In a previous post (Place is the code) I recalled the tools metaphor of language. Texts and utterances have meaning in so far as they can be used, and in the context of their particular use. This pragmatic view of language is captured nicely in the philosopher Hans-Georg Gadamer’s arguments that conflate understanding, interpretation and application.
“the text, whether law or gospel, if it is to be understood properly — i.e. according to the claims it makes — must be understood at every moment, in every concrete situation, in a new and different way. Understanding here is always application” (320).
The quest for clarity equates to a desire to understand. Clarity holds a privileged position due to the legacies of the Enlightenment: exposing what was once occluded by ignorance and shedding light on truth. To seek clarity is undoubtedly on the side of virtue. It’s a quest, a journey, a mission, with goals and an outcome that edifies.
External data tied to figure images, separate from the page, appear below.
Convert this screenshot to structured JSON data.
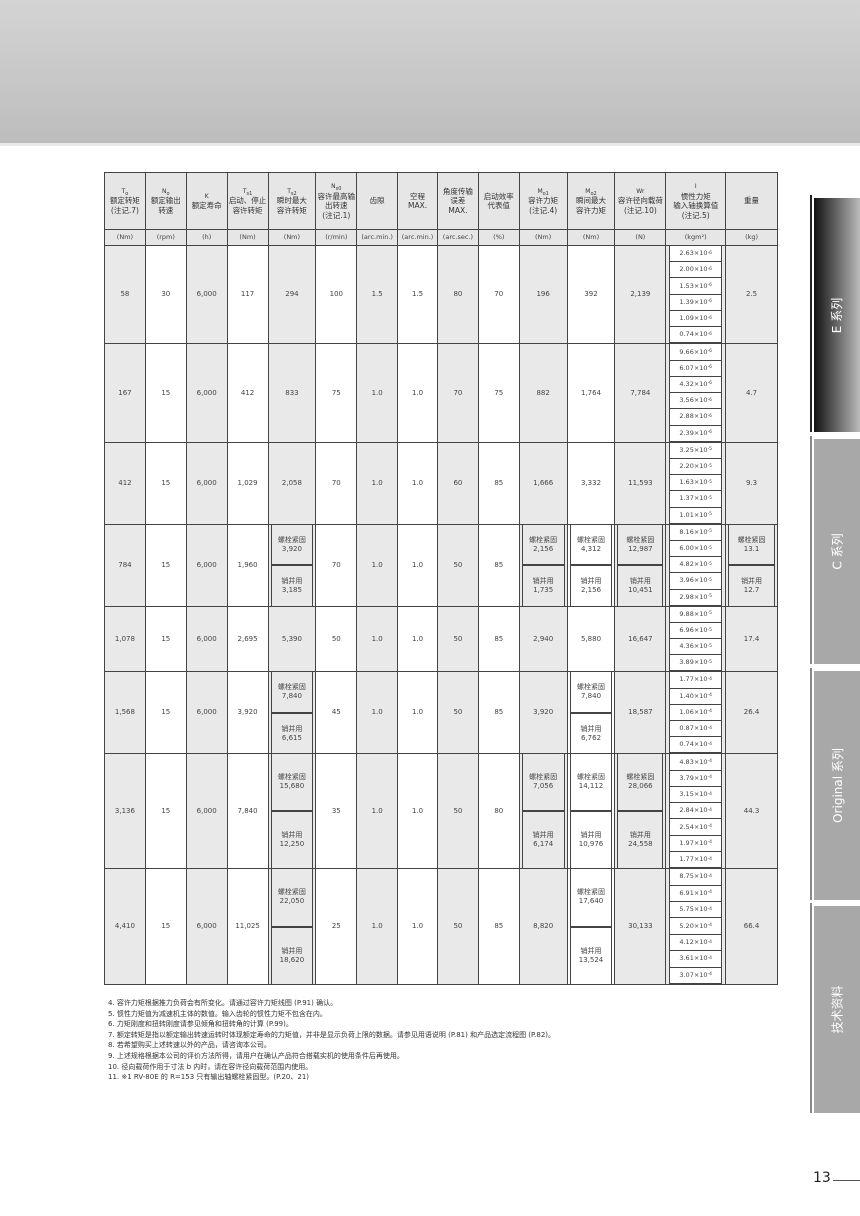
{
  "header": [
    {
      "sym": "T",
      "sub": "o",
      "lines": [
        "额定转矩",
        "(注记.7)"
      ]
    },
    {
      "sym": "N",
      "sub": "o",
      "lines": [
        "额定输出",
        "转速"
      ]
    },
    {
      "sym": "K",
      "sub": "",
      "lines": [
        "额定寿命"
      ]
    },
    {
      "sym": "T",
      "sub": "s1",
      "lines": [
        "启动、停止",
        "容许转矩"
      ]
    },
    {
      "sym": "T",
      "sub": "s2",
      "lines": [
        "瞬时最大",
        "容许转矩"
      ]
    },
    {
      "sym": "N",
      "sub": "s0",
      "lines": [
        "容许最高输",
        "出转速",
        "(注记.1)"
      ]
    },
    {
      "sym": "",
      "sub": "",
      "lines": [
        "齿隙"
      ]
    },
    {
      "sym": "",
      "sub": "",
      "lines": [
        "空程",
        "MAX."
      ]
    },
    {
      "sym": "",
      "sub": "",
      "lines": [
        "角度传输",
        "误差",
        "MAX."
      ]
    },
    {
      "sym": "",
      "sub": "",
      "lines": [
        "启动效率",
        "代表值"
      ]
    },
    {
      "sym": "M",
      "sub": "o1",
      "lines": [
        "容许力矩",
        "(注记.4)"
      ]
    },
    {
      "sym": "M",
      "sub": "o2",
      "lines": [
        "瞬间最大",
        "容许力矩"
      ]
    },
    {
      "sym": "Wr",
      "sub": "",
      "lines": [
        "容许径向载荷",
        "(注记.10)"
      ]
    },
    {
      "sym": "I",
      "sub": "",
      "lines": [
        "惯性力矩",
        "输入轴换算值",
        "(注记.5)"
      ]
    },
    {
      "sym": "",
      "sub": "",
      "lines": [
        "重量"
      ]
    }
  ],
  "units": [
    "(Nm)",
    "(rpm)",
    "(h)",
    "(Nm)",
    "(Nm)",
    "(r/min)",
    "(arc.min.)",
    "(arc.min.)",
    "(arc.sec.)",
    "(%)",
    "(Nm)",
    "(Nm)",
    "(N)",
    "(kgm²)",
    "(kg)"
  ],
  "split_labels": {
    "bolt": "螺栓紧固",
    "pin": "销并用"
  },
  "groups": [
    {
      "cells": [
        "58",
        "30",
        "6,000",
        "117",
        "294",
        "100",
        "1.5",
        "1.5",
        "80",
        "70",
        "196",
        "392",
        "2,139"
      ],
      "exp": "-6",
      "inertia": [
        "2.63",
        "2.00",
        "1.53",
        "1.39",
        "1.09",
        "0.74"
      ],
      "weight": "2.5"
    },
    {
      "cells": [
        "167",
        "15",
        "6,000",
        "412",
        "833",
        "75",
        "1.0",
        "1.0",
        "70",
        "75",
        "882",
        "1,764",
        "7,784"
      ],
      "exp": "-6",
      "inertia": [
        "9.66",
        "6.07",
        "4.32",
        "3.56",
        "2.88",
        "2.39"
      ],
      "weight": "4.7"
    },
    {
      "cells": [
        "412",
        "15",
        "6,000",
        "1,029",
        "2,058",
        "70",
        "1.0",
        "1.0",
        "60",
        "85",
        "1,666",
        "3,332",
        "11,593"
      ],
      "exp": "-5",
      "inertia": [
        "3.25",
        "2.20",
        "1.63",
        "1.37",
        "1.01"
      ],
      "weight": "9.3"
    },
    {
      "cells": [
        "784",
        "15",
        "6,000",
        "1,960",
        [
          "3,920",
          "3,185"
        ],
        "70",
        "1.0",
        "1.0",
        "50",
        "85",
        [
          "2,156",
          "1,735"
        ],
        [
          "4,312",
          "2,156"
        ],
        [
          "12,987",
          "10,451"
        ]
      ],
      "exp": "-5",
      "inertia": [
        "8.16",
        "6.00",
        "4.82",
        "3.96",
        "2.98"
      ],
      "weight": [
        "13.1",
        "12.7"
      ]
    },
    {
      "cells": [
        "1,078",
        "15",
        "6,000",
        "2,695",
        "5,390",
        "50",
        "1.0",
        "1.0",
        "50",
        "85",
        "2,940",
        "5,880",
        "16,647"
      ],
      "exp": "-5",
      "inertia": [
        "9.88",
        "6.96",
        "4.36",
        "3.89"
      ],
      "weight": "17.4"
    },
    {
      "cells": [
        "1,568",
        "15",
        "6,000",
        "3,920",
        [
          "7,840",
          "6,615"
        ],
        "45",
        "1.0",
        "1.0",
        "50",
        "85",
        "3,920",
        [
          "7,840",
          "6,762"
        ],
        "18,587"
      ],
      "exp": "-4",
      "inertia": [
        "1.77",
        "1.40",
        "1.06",
        "0.87",
        "0.74"
      ],
      "weight": "26.4"
    },
    {
      "cells": [
        "3,136",
        "15",
        "6,000",
        "7,840",
        [
          "15,680",
          "12,250"
        ],
        "35",
        "1.0",
        "1.0",
        "50",
        "80",
        [
          "7,056",
          "6,174"
        ],
        [
          "14,112",
          "10,976"
        ],
        [
          "28,066",
          "24,558"
        ]
      ],
      "exp": "-4",
      "inertia": [
        "4.83",
        "3.79",
        "3.15",
        "2.84",
        "2.54",
        "1.97",
        "1.77"
      ],
      "weight": "44.3"
    },
    {
      "cells": [
        "4,410",
        "15",
        "6,000",
        "11,025",
        [
          "22,050",
          "18,620"
        ],
        "25",
        "1.0",
        "1.0",
        "50",
        "85",
        "8,820",
        [
          "17,640",
          "13,524"
        ],
        "30,133"
      ],
      "exp": "-4",
      "inertia": [
        "8.75",
        "6.91",
        "5.75",
        "5.20",
        "4.12",
        "3.61",
        "3.07"
      ],
      "weight": "66.4"
    }
  ],
  "notes": [
    "4. 容许力矩根据推力负荷会有所变化。请通过容许力矩线图 (P.91) 确认。",
    "5. 惯性力矩值为减速机主体的数值。输入齿轮的惯性力矩不包含在内。",
    "6. 力矩刚度和扭转刚度请参见倾角和扭转角的计算 (P.99)。",
    "7. 额定转矩是指以额定输出转速运转时体现额定寿命的力矩值，并非是显示负荷上限的数据。请参见用语说明 (P.81) 和产品选定流程图 (P.82)。",
    "8. 若希望购买上述转速以外的产品，请咨询本公司。",
    "9. 上述规格根据本公司的评价方法所得，请用户在确认产品符合搭载实机的使用条件后再使用。",
    "10. 径向载荷作用于寸法 b 内时，请在容许径向载荷范围内使用。",
    "11. ※1 RV-80E 的 R=153 只有输出轴螺栓紧固型。(P.20、21)"
  ],
  "side_tabs": [
    {
      "label": "E 系列",
      "active": true
    },
    {
      "label": "C 系列",
      "active": false
    },
    {
      "label": "Original 系列",
      "active": false
    },
    {
      "label": "技术资料",
      "active": false
    }
  ],
  "page_number": "13"
}
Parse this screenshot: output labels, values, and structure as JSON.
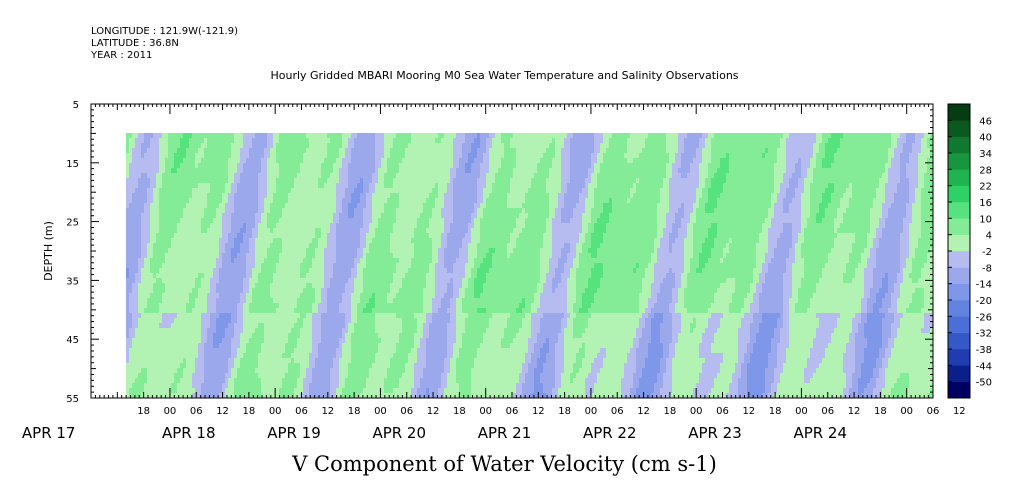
{
  "header": {
    "longitude": "LONGITUDE : 121.9W(-121.9)",
    "latitude": "LATITUDE : 36.8N",
    "year": "YEAR : 2011"
  },
  "chart_data": {
    "type": "heatmap",
    "title": "Hourly Gridded MBARI Mooring M0 Sea Water Temperature and Salinity Observations",
    "subtitle": "V Component of Water Velocity (cm s-1)",
    "ylabel": "DEPTH (m)",
    "xlabel": "",
    "y_ticks": [
      5,
      15,
      25,
      35,
      45,
      55
    ],
    "y_range": [
      5,
      55
    ],
    "data_depth_range": [
      10,
      55
    ],
    "x_hour_ticks": [
      "18",
      "00",
      "06",
      "12",
      "18",
      "00",
      "06",
      "12",
      "18",
      "00",
      "06",
      "12",
      "18",
      "00",
      "06",
      "12",
      "18",
      "00",
      "06",
      "12",
      "18",
      "00",
      "06",
      "12",
      "18",
      "00",
      "06",
      "12",
      "18",
      "00",
      "06",
      "12"
    ],
    "x_date_labels": [
      "APR 17",
      "APR 18",
      "APR 19",
      "APR 20",
      "APR 21",
      "APR 22",
      "APR 23",
      "APR 24"
    ],
    "x_range_hours_from_apr17_00": [
      6,
      198
    ],
    "data_start_hours": 14,
    "colorbar": {
      "levels": [
        -50,
        -44,
        -38,
        -32,
        -26,
        -20,
        -14,
        -8,
        -2,
        4,
        10,
        16,
        22,
        28,
        34,
        40,
        46
      ],
      "labels": [
        "-50",
        "-44",
        "-38",
        "-32",
        "-26",
        "-20",
        "-14",
        "-8",
        "-2",
        "4",
        "10",
        "16",
        "22",
        "28",
        "34",
        "40",
        "46"
      ],
      "colors": [
        "#000060",
        "#0b1f8a",
        "#1f3cb0",
        "#3558c8",
        "#4a6fd8",
        "#6283e0",
        "#7e97e8",
        "#9ba9ec",
        "#b7bcf0",
        "#b2f2b2",
        "#84ec96",
        "#56e27c",
        "#2ed264",
        "#20b450",
        "#17963f",
        "#10782f",
        "#0a5a20",
        "#053c12"
      ]
    },
    "field_range_cm_s": [
      -16,
      16
    ]
  }
}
“For now we see through a glass, darkly; but then face to face: now I know in part; but then shall I know even as also I am known” (1 Corinthians 13:12).
The words clear, clarity and clarify have assumed some interesting applications. Most words and the concepts they purport to represent get applied, used and even weaponised. That’s especially the case with “clarity.”
I assume that a great deal of unclarity, confusion, injustice and intellectual elitism has been promoted under the guise of “making things clear.” Here, what is clear may be simply what is obvious within a particular framework of thinking, usually the framing of those with the power. Here are some more localised tactics for deploying clarity. See post: On being clear and distinct.
Clarity as weapon
There’s promise of clarity, even though it is not assured. Some people undoubtedly are led astray and manipulated by false assurances of some distant promise of clarity: Don’t worry for now. Everything will be clearer when you are inducted into the community, finish the course, buy the product or donate to the cause.
The request for greater clarity in an instruction, order, explanation, or justification provides an excuse: “It was never clear to me what was required therefore you will have to excuse my failure.” There’s comfort in that.
Clarity serves as a way of passing on responsibility, and hence blame: “It’s your fault as you are not clear about what you want from me. You haven’t explained yourself adequately.”
Clarity can serve in a power games where one party requires the other to dedicate yet more time to the labour of delivering clarification. There’s the joke about the employee who with some malice insists on greater and greater clarity on the boss’s instructions. Exhausted by the process, the only way the boss manages to communicate with the precision required comes when she carries out the task herself.
Unclarity weaponised
Unclarity carries certain benefits for various parties. When you don’t know the rules, you weren’t told, they aren’t formally expressed or they were delivered unclearly, then there’s scope for doing what you think is the best course of action independently of the messaging. See posts: Least commitment principal, Secret norms, Haze and Oblivion.